Bahama Announces Cryptocurrency Regulations
November 12, 2018 2:07 pm
The Central Bank of The Bahamas (CBOB) has published a document which describes how it intends to regulate cryptocurrencies. The regulation includes Initial Coin Offerings (ICOs) as a part of decreasing the tax evasion, fraud, and money laundering. The regulation makes it clear that only the state-issued cryptocurrency will be supported.
CBOB said that the bank wants to improve the sector’s competitiveness without compromising the integrity or international reputation of The Bahamas. It also aims to enhance the financial safety of Bahamian households. The bank included that these concerns are consistent with international best practices.
The bank has supported the international regulatory convention approach that classifies cryptocurrencies as crypto-assets rather than cryptocurrencies. This express the difference between central bank-issued fiat currency and cryptocurrencies such as bitcoin or ripple.

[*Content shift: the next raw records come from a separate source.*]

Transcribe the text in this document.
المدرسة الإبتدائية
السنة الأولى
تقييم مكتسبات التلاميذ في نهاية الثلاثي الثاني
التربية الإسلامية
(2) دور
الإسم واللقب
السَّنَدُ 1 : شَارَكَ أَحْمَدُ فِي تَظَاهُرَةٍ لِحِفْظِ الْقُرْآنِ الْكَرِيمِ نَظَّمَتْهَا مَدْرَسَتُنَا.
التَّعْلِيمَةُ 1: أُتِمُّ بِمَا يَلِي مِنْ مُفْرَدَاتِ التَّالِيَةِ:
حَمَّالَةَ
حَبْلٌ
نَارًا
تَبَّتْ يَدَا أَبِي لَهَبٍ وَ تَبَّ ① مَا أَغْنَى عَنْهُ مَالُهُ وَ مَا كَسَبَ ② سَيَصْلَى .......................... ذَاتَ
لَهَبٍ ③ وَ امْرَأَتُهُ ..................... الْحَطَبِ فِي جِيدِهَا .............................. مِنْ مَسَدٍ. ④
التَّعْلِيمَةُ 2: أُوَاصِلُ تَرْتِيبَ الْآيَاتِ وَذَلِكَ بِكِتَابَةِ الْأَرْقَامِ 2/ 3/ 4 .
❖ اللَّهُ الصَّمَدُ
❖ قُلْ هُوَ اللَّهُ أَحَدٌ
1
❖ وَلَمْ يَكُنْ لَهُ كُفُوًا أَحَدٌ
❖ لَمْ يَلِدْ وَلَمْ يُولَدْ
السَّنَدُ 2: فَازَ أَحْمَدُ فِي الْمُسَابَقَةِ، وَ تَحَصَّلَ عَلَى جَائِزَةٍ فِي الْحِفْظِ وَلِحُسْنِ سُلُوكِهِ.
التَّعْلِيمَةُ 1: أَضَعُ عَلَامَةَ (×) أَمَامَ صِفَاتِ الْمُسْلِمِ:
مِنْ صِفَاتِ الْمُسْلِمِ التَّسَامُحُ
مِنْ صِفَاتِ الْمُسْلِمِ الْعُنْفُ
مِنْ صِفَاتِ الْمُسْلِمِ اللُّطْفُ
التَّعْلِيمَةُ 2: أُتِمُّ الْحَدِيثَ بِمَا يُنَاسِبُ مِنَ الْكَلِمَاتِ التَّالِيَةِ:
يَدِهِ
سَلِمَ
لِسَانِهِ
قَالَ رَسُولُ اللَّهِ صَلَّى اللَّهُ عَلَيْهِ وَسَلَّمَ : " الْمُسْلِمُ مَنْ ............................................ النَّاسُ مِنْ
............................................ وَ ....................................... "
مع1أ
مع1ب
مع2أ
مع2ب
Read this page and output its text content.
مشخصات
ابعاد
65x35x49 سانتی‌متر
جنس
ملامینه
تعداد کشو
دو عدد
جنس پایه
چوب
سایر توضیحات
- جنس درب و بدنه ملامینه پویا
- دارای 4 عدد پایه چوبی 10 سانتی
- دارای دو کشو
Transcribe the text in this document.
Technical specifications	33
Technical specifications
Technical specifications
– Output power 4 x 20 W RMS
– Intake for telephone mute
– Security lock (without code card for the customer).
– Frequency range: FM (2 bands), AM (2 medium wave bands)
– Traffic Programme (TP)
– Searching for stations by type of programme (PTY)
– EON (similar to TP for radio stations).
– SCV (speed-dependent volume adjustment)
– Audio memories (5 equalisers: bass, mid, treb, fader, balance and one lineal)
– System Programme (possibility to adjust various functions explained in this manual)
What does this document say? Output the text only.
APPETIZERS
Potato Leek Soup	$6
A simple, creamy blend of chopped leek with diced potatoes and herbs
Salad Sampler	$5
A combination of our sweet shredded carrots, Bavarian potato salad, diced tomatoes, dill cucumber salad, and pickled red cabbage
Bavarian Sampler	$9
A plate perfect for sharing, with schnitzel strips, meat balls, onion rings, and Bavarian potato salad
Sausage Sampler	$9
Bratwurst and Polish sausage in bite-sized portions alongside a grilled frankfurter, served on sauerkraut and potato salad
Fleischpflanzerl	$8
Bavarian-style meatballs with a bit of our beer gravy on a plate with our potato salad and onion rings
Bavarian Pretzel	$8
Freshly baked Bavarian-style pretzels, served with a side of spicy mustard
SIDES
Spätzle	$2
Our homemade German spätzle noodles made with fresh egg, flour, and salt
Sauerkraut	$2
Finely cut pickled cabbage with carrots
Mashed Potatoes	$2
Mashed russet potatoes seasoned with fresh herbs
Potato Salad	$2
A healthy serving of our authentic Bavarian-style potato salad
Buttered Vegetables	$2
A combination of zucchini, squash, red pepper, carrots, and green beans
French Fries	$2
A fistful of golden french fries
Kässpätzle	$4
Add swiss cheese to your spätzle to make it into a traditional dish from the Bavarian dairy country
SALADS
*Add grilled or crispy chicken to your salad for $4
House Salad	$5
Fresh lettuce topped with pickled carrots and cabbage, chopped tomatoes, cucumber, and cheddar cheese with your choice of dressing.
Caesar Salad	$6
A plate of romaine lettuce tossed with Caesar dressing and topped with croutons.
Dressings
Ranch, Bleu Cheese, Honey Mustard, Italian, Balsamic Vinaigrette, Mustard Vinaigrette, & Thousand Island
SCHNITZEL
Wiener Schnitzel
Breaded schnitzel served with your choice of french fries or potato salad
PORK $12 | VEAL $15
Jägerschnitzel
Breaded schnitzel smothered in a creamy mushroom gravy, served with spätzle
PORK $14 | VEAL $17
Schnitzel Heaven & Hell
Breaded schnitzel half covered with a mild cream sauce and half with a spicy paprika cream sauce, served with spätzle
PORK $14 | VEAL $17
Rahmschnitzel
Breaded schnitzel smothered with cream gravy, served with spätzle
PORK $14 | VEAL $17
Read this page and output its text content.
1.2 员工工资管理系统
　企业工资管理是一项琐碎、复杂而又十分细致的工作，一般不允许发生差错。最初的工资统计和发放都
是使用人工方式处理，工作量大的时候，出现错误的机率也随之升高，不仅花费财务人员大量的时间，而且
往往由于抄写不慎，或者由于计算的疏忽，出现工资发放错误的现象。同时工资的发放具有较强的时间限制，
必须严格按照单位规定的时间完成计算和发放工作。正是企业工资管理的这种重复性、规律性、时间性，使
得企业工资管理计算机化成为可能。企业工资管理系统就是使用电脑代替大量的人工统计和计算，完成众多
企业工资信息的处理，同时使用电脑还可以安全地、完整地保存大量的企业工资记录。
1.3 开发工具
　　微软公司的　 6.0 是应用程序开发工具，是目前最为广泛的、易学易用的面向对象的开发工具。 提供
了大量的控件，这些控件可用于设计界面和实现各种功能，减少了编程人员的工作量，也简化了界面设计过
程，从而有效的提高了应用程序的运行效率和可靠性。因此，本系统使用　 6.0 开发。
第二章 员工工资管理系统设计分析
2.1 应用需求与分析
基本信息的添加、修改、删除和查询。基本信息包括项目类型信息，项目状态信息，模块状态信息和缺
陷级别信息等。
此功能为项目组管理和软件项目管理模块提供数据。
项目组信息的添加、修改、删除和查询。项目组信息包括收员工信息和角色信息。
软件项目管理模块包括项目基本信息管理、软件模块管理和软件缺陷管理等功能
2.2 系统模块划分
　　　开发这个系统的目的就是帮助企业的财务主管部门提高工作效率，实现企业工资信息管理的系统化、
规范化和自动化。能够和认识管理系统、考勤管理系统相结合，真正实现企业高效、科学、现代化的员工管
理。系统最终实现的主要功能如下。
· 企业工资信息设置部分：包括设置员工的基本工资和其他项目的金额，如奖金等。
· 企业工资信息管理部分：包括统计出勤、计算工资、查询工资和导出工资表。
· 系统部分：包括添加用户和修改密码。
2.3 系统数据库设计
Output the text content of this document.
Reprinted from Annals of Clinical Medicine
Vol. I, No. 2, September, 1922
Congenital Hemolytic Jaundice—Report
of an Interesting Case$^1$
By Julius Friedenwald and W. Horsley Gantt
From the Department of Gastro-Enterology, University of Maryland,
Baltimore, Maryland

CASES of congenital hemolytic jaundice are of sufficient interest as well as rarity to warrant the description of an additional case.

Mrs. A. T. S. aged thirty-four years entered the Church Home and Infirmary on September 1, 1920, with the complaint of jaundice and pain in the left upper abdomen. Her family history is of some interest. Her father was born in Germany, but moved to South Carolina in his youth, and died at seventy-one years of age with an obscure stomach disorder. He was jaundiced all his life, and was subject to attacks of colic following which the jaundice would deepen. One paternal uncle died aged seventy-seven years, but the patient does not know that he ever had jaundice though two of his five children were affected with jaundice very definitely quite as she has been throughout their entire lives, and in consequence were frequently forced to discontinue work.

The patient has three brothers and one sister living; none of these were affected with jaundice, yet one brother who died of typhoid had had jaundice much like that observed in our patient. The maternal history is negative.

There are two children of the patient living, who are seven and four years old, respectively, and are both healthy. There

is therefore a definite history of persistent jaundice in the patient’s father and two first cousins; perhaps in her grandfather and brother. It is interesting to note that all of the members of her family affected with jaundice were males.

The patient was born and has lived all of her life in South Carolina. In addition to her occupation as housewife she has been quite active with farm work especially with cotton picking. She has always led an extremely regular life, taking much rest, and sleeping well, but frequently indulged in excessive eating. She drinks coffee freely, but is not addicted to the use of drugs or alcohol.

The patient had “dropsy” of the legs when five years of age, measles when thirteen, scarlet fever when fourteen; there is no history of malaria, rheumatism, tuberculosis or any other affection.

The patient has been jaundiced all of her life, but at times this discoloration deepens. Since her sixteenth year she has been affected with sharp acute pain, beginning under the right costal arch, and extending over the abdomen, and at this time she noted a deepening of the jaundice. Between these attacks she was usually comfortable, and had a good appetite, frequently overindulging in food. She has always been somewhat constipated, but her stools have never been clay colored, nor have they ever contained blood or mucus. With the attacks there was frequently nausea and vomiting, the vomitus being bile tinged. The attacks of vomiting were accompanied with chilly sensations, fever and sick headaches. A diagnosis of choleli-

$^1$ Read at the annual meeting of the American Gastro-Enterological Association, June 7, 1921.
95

The Bahamas will be modifying the regulations of 2017 to ensure comprehensive coverage of both Bahamian dollar and foreign currency.
CBOB has planned to control the limit of digital currencies which might transact with commercial banks while banning direct convertibility between the local fiat unit, state-backed crypto-asset or forex-denominated cryptocurrencies.
The central bank warned:
“It is likely that only central bank sponsored digital currencies, or payments instruments fully backed by central bank issued currencies or deposits will be eligible for issuance by payment services providers.”
The bank mentioned the necessity to protect investors from investing in ICO-related scams. Companies must provide evidence to the Securities Commission of the Bahamas (SCB).
Recently, Wissanu Krea-ngam, the Deputy Prime Minister of Thailand called for more regulations on cryptocurrencies. Krea-ngam was recently a part of the Counter-Terrorism Financing Summit. Meantime, he said that experts should not be satisfied with current security protocols so as not to shuffle behind criminals that would use digital currencies for funding terrorism or money laundering.